Banche: a luglio prestiti ai privati in calo e sofferenze ai massimi

Bankitalia fotografa il peggior calo dei prestiti al settore privato degli ultimi 12 mesi.

I prestiti delle banche al settore privato e in particolare alle imprese a luglio 2013 fanno segnare una contrazione su base annua del 3,3%, rispetto al -3,0% del precedente mese di giugno.

La Banca d'Italia nel suo consueto aggiornamento mensile delle Principali voci dei bilanci bancari fotografa la peggiore diminuzione dei prestiti al settore privato della serie degli ultimi dodici mesi.

In particolare i prestiti alle famiglie sono scesi dell'1,1% sui 12 mesi, dal -1% di giugno, e quelli alle società non finanziarie sono calati sull’anno del 4,1%, stessa percentuale di giugno.

Per quel che riguarda la raccolta, a luglio il tasso di crescita dei depositi del settore privato è stato ugaule al 5,9%, in lieve calo dal 6%. Peggio la raccolta obbligazionaria diminuita del 6,3% su base tendenziale, dal -4,2% di giugno.

Capitolo sofferenze bancarie: a luglio il tasso di crescita dei crediti problematici (con i privati che non riescono a onorare i debiti contratti con le banche) è stato pari al 22,2%, dal 21,9% del mese precedente.
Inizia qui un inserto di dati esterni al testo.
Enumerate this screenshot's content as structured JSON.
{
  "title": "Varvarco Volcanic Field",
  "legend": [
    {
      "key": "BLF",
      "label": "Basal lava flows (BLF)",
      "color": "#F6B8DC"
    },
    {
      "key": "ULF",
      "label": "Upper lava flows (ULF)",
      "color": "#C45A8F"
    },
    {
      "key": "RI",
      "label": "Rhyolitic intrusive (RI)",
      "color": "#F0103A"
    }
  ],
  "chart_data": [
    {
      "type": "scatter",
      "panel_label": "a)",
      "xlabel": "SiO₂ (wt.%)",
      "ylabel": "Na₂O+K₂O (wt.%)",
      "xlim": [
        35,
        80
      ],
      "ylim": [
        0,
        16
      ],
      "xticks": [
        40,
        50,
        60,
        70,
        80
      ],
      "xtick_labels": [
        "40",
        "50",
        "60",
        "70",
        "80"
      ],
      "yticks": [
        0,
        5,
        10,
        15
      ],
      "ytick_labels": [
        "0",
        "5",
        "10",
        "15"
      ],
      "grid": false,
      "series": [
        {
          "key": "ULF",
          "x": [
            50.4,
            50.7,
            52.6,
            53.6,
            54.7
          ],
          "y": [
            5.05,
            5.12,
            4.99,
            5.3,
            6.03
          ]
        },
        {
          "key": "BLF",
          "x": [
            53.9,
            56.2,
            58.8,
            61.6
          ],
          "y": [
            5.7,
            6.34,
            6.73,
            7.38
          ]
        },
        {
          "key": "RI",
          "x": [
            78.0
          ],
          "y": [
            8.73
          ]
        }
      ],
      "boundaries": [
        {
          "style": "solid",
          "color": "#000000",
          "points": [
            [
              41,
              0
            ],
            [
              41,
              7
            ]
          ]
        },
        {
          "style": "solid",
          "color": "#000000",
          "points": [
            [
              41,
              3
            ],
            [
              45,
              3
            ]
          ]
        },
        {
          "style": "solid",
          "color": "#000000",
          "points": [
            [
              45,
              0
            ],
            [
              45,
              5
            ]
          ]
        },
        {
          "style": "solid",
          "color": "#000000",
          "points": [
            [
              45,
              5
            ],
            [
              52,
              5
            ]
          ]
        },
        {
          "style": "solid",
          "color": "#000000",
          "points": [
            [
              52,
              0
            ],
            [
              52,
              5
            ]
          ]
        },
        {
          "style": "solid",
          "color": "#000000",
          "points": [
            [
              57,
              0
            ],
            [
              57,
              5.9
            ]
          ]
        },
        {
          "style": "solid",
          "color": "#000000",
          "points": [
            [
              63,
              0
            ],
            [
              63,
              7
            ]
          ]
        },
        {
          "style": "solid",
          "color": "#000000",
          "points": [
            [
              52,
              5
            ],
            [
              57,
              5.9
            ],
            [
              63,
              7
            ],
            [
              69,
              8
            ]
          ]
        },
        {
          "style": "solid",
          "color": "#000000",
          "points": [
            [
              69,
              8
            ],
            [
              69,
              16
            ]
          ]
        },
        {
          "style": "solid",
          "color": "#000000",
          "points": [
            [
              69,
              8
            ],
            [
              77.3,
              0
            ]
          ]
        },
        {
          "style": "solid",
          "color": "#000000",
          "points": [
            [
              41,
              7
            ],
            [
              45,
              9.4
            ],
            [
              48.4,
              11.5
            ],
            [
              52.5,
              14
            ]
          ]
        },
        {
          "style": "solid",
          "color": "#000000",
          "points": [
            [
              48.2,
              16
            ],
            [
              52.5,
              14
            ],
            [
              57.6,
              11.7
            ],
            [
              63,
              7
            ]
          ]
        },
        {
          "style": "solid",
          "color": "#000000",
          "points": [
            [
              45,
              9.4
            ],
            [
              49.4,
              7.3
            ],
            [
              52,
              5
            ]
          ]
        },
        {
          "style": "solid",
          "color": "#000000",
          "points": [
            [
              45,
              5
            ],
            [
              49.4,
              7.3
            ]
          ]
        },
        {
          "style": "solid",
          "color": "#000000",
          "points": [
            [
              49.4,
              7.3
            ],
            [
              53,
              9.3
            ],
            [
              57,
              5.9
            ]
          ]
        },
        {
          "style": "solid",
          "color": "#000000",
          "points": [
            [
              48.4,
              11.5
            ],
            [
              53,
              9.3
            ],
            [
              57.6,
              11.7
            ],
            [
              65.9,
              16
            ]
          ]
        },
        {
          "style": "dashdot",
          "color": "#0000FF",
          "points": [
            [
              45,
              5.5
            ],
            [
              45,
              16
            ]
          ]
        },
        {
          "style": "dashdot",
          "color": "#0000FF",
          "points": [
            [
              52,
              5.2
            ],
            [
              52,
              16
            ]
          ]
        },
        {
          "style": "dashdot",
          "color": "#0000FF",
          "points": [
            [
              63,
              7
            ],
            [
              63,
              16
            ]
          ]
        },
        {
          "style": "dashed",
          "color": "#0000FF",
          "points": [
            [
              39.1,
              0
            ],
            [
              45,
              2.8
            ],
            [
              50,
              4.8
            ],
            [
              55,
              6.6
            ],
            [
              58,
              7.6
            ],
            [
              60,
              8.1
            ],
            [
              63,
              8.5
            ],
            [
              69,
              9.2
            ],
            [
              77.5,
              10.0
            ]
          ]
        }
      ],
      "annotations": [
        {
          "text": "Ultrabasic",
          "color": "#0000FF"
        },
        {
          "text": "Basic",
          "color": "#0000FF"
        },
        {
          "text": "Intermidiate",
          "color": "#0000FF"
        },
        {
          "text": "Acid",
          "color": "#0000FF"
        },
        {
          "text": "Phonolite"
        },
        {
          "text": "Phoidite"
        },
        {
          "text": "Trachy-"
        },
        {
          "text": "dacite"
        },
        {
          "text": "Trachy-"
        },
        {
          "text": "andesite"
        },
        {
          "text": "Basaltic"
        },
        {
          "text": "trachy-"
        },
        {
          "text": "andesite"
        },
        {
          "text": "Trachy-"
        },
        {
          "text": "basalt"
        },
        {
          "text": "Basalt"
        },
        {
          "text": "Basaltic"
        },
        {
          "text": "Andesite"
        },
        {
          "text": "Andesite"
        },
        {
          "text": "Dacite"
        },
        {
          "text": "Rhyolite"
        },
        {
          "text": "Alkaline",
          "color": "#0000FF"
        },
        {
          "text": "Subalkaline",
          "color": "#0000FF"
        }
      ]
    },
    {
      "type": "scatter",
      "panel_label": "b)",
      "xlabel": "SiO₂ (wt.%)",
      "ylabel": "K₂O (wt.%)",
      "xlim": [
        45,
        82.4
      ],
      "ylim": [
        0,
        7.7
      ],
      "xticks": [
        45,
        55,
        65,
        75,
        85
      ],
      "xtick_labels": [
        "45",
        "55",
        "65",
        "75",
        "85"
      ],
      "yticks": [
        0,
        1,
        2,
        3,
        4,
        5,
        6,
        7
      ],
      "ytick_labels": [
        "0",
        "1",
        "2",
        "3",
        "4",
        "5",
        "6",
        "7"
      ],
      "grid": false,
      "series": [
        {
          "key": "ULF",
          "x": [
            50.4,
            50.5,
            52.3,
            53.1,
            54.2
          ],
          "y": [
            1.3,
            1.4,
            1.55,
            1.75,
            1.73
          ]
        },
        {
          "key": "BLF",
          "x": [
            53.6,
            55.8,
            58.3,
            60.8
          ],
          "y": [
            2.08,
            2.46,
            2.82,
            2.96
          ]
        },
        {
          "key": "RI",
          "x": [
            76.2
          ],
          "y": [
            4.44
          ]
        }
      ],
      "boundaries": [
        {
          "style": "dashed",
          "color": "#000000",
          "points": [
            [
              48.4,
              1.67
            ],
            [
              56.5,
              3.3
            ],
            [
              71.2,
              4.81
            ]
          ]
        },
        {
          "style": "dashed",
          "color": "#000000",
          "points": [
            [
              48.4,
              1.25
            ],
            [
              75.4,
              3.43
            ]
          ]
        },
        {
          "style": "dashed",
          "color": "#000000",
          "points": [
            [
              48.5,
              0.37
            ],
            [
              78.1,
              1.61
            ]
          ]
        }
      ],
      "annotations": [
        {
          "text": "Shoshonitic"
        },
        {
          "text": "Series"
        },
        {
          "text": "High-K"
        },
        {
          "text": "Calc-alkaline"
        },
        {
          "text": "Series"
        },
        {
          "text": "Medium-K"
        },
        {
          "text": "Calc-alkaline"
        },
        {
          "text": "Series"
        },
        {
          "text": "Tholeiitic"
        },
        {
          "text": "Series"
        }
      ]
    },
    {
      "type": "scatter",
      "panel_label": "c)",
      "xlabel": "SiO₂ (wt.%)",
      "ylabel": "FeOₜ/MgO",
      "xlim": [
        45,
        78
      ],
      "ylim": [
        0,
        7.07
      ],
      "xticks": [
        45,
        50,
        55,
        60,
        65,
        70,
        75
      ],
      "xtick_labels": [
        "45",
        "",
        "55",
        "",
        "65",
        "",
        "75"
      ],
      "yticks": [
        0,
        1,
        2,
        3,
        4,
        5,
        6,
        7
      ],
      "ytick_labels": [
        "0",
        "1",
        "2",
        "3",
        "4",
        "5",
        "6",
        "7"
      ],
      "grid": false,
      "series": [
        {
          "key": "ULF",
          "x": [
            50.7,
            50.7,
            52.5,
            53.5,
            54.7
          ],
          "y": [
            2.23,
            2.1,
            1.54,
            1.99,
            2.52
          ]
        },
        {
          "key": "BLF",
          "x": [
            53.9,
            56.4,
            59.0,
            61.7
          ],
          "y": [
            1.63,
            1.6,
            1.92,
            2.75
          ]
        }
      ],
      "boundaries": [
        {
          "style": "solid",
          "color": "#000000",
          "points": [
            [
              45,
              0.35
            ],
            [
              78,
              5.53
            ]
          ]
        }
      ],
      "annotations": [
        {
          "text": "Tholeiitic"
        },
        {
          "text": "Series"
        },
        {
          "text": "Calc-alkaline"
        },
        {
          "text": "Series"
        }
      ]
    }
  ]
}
Si tratta del nuovo massimo dall'inizio delle rilevazioni, nel 1998, dopo che a giugno c'era stato un accenno di inversione del trend netgativo.

Intanto i tassi d'interesse sui finanziamenti erogati alle famiglie per l'acquisto dell'abitazione sono aumentati a luglio al 3,96%, dal 3,90% di giugno. I prestiti sulle nuove erogazioni di credito al consumo sono invece in calo al 9,52%, dal 9,55% di giugno.